Taking your cat to the vet is often stressful for both the owner and the cat. As a result, all too often the annual check-up is postponed indefinitely. However, a regular check-up is so important because cats often mask health problems for a long time. As a result, the cat does not visit the vet or does so too late and thus does not receive proper medical care.
Why is a vet visit stressful for a cat?
- Cats generally do not like being transported in a basket or cage.
- Cats often do not feel safe when taken from their safe known environment.
- Cats are very sensitive to unusual noises and smells.
- Cats do not like the presence of strange dogs and cats.
- Cats like to be in control.
How do you make the journey to the vet less stressful?
- Always place your cat in a transport cage.
- Each cat should have its own cage, unless they belong to the same social group.
- The best cages can be opened from the top as well as the front and can be easily taken apart so the cat can stay in the bottom of the cage during most of the examination if she wishes.
- Get the cat used to the cage by leaving it open in the enclosure and placing toys, treats and food in it.
- Place a clean soft towel or mat on the bottom of the cage.
- Spray pheromones (Feliway) in the cage 10 – 15 minutes before transport.
- Place the cage in the car on the floor at the rear seats to avoid movement and injuries caused by the airbag.
- Be particularly careful when moving the cage: keep it as horizontal and as stable as possible.
- Place a towel over the cage: this soothes your cat and avoids eye contact with other animals.
What does Iscavets do to make your cat’s vet visit more pleasant?
- We work by appointment: waiting time in the waiting room and contact with other animals are limited.
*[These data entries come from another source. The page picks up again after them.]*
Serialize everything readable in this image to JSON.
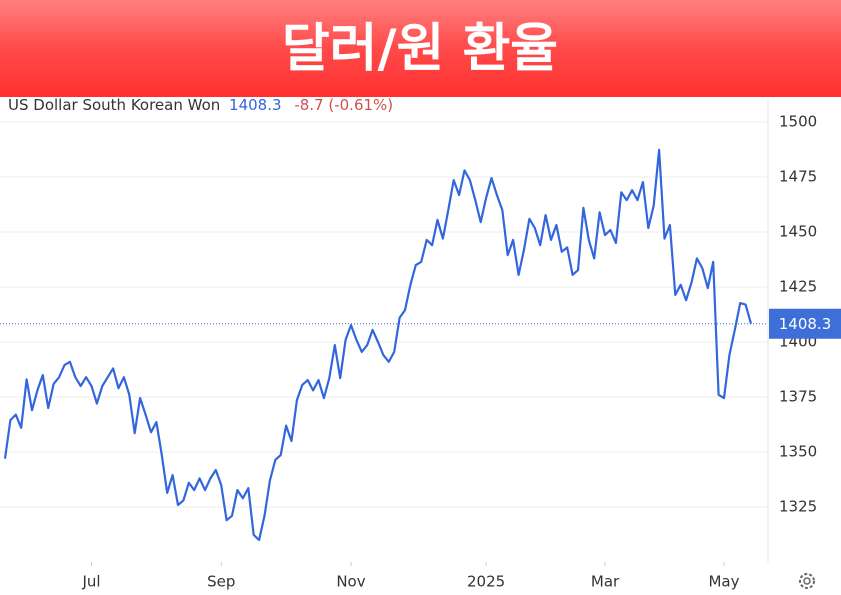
{
  "chart_data": {
    "type": "line",
    "title": "달러/원 환율",
    "series": [
      {
        "name": "US Dollar South Korean Won",
        "color": "#3366dd",
        "values": [
          1347,
          1364.5,
          1367,
          1361,
          1383,
          1369,
          1378,
          1385,
          1370,
          1381,
          1384,
          1389.5,
          1391,
          1384,
          1380,
          1384,
          1380,
          1372,
          1380,
          1384,
          1388,
          1379,
          1384,
          1376,
          1358.6,
          1374.5,
          1367,
          1359,
          1363.6,
          1348.6,
          1331.4,
          1339.5,
          1325.9,
          1328,
          1336,
          1332.7,
          1338,
          1332.7,
          1338,
          1341.8,
          1335,
          1319,
          1321,
          1332.7,
          1329,
          1333.6,
          1312.3,
          1310,
          1321,
          1337,
          1346.4,
          1348.6,
          1362,
          1355,
          1373.6,
          1380.5,
          1382.7,
          1378,
          1382.7,
          1374.5,
          1383.6,
          1398.6,
          1383.6,
          1401,
          1407.7,
          1401,
          1395.5,
          1398.6,
          1405.5,
          1400,
          1394,
          1391,
          1395.5,
          1411,
          1414.5,
          1426,
          1435,
          1436.4,
          1446.4,
          1444,
          1455.5,
          1447,
          1460,
          1473.6,
          1466.8,
          1478,
          1473.6,
          1464.5,
          1454.5,
          1465.5,
          1474.5,
          1466.8,
          1460,
          1439.5,
          1446.4,
          1430.5,
          1442,
          1456,
          1451.8,
          1444,
          1457.7,
          1446.4,
          1453.2,
          1441,
          1443,
          1430.5,
          1432.7,
          1461,
          1446.4,
          1438,
          1459,
          1448.6,
          1450.9,
          1445,
          1468,
          1464.5,
          1469,
          1464.5,
          1472.7,
          1451.8,
          1462,
          1487.3,
          1447,
          1453.2,
          1421.4,
          1426,
          1419,
          1427,
          1438,
          1433.6,
          1424.5,
          1436.4,
          1376,
          1374.5,
          1394,
          1405.5,
          1417.7,
          1417,
          1408.3
        ]
      }
    ],
    "current": 1408.3,
    "change": "-8.7 (-0.61%)",
    "ylim": [
      1300,
      1510
    ],
    "yticks": [
      1325,
      1350,
      1375,
      1400,
      1425,
      1450,
      1475,
      1500
    ],
    "xticks": [
      {
        "value": 16,
        "label": "Jul"
      },
      {
        "value": 40,
        "label": "Sep"
      },
      {
        "value": 64,
        "label": "Nov"
      },
      {
        "value": 89,
        "label": "2025"
      },
      {
        "value": 111,
        "label": "Mar"
      },
      {
        "value": 133,
        "label": "May"
      }
    ],
    "grid": true
  }
}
- We use pheromones in the consultation rooms, on the examination table mats and in the hospitalisation: this has a relaxing effect on the cats. We only use adapted scent vaporisers in the practice.
- We let the cat come out of the transport box spontaneously as far as possible.
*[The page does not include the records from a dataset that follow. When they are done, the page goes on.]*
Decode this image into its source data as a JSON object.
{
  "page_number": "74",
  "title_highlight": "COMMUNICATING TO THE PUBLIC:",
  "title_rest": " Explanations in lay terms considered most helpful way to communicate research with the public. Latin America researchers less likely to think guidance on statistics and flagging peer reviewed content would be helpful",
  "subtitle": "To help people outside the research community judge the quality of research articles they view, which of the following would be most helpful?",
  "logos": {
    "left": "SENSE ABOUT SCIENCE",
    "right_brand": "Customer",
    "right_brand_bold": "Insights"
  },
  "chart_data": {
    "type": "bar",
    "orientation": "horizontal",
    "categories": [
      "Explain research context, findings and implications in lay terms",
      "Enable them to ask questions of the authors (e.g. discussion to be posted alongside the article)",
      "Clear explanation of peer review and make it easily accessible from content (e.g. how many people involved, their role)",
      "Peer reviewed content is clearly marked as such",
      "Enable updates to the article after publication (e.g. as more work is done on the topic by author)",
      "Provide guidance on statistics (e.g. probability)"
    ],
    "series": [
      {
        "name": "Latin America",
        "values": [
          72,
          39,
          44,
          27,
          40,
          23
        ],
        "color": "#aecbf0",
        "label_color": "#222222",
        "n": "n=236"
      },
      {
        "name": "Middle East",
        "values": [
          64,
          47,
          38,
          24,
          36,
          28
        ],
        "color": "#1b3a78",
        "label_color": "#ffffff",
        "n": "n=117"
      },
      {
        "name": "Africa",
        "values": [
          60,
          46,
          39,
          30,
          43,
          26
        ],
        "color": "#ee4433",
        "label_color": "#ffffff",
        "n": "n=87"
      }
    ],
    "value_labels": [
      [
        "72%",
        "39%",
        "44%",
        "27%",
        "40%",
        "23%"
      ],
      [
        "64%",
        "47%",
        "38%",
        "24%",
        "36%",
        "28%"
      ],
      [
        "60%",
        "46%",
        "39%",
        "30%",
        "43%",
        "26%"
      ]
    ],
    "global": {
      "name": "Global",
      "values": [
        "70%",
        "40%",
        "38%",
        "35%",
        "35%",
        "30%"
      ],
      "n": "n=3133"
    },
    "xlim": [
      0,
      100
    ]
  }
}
- We use special microfibre mats on the examination table – and with success! The pooches love it and are much more relaxed.
- We take a kitty-friendly approach to the examination and perform our operations with minimal restraint.
- We adapt our approach according to the cat’s temperament.
- We stay calm ourselves so the cats are calmer too.
- We never punish as this does not help and makes the cats more anxious.
- The practice equipment is cat-friendly where possible: modern anaesthesia equipment, extra silent shaver, blood pressure measuring device, dental radiography…
- Hospitalisation is cat-friendly, with pheromones, a comfortable surface, the ability to hide without eye contact with other cats, and with the possibility of making an extra-large enclosure for cats that need to stay longer at the practice. Contact with dogs is avoided to the maximum. Soon, a separate hospitalisation for cats will even be provided.
- We follow regular courses to constantly adapt our approach to the latest insights.
- We provide extensive information on the needs of cats at different stages of their lives.